Я не звоню тебе, чтобы отчитаться. Я даже не думаю о тебе, кроме как в том разговоре с Бет. Я представляю, какой будет моя жизнь в Лос-Анджелесе, разговоры с милыми парнями без рубашек, живущими под нами, встреча с друзьями на площадке между занятиями. Я представляю, как сяду на самолет в Париж и буду учиться в Сорбонне.

Мы стоим в очереди за печеньем в Diddy Riese, знаменитом месте возле Калифорнийского университета Лос-Анджелеса, и Нат берет меня под руку.

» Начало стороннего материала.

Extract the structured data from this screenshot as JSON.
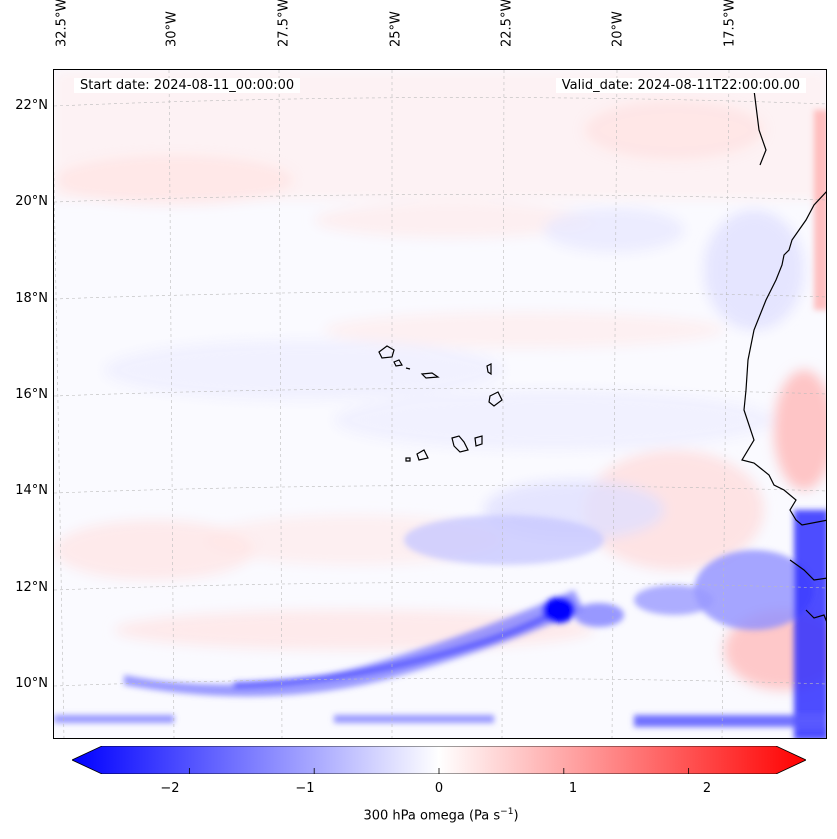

– Я не видела тебя такой счастливой целый год, – говорит она.

– Знаю, – признаю я.

Кроме как с Гидеоном, не могу припомнить, когда в последний раз я смеялась так сильно, что болел живот. Не могу вспомнить, когда не боялась, что ты увидишь, как я разговариваю с другим парнем. Я даже не оглядываюсь через плечо в беспокойстве, что ты где-то рядом и увидишь, как я делаю то, что тебя разозлит.

Эта поездка как-то влияет на меня. Она позволяет мне заглянуть в будущее. Вот такой может быть жизнь без тебя.

И она не так плоха, как я думала. По правде говоря, она очень даже неплоха.



Глава 39


Ты так зол, что я решила пойти на выпускной без тебя. Ты отказался идти, потому что тебе двадцать и «Я не пойду на дурацкие танцы старшеклассников», а я отказалась не идти.


– Отлично, – говоришь ты. – Иди найди этого мелкого придурка в костюме…

– Гэвин, я уже миллион раз сказала, если бы хотела тебе изменить, то уже бы давно изменила. Так какая разница, если я пойду на бал, а он там будет?

– Во-первых, ты будешь с ним танцевать.

– Нет, не буду, потому что у него есть пара. Ее зовут Сьюзан…

– Так единственная причина, по которой ты не будешь с ним танцевать, это потому, что у него есть пара.

– Я не это имела в виду, – говорю я. – Ты перевираешь мои слова.

– Слушай, я больше не хочу спорить. Я просто хочу сказать, что всякое дерьмо происходит на выпускных балах, и поэтому я не хочу тебя отпускать, понимаешь? – Ты смотришь на меня немного по-родительски. – Прости, если меня не радует, что моя девушка может переспать с каким-то парнем, потому что выпила слишком много, а он хорошо смотрелся в костюме.

– Я пила только тот один раз! – кричу я.

– В ЕГО доме, – говоришь ты. – Не думай, что я забыл. Твой первый раз должен был быть со мной.

– Я вполне осознаю, что у меня есть парень, и это что-то для меня значит, например, не спать с другими парнями на выпускном балу. Господи, Гэвин!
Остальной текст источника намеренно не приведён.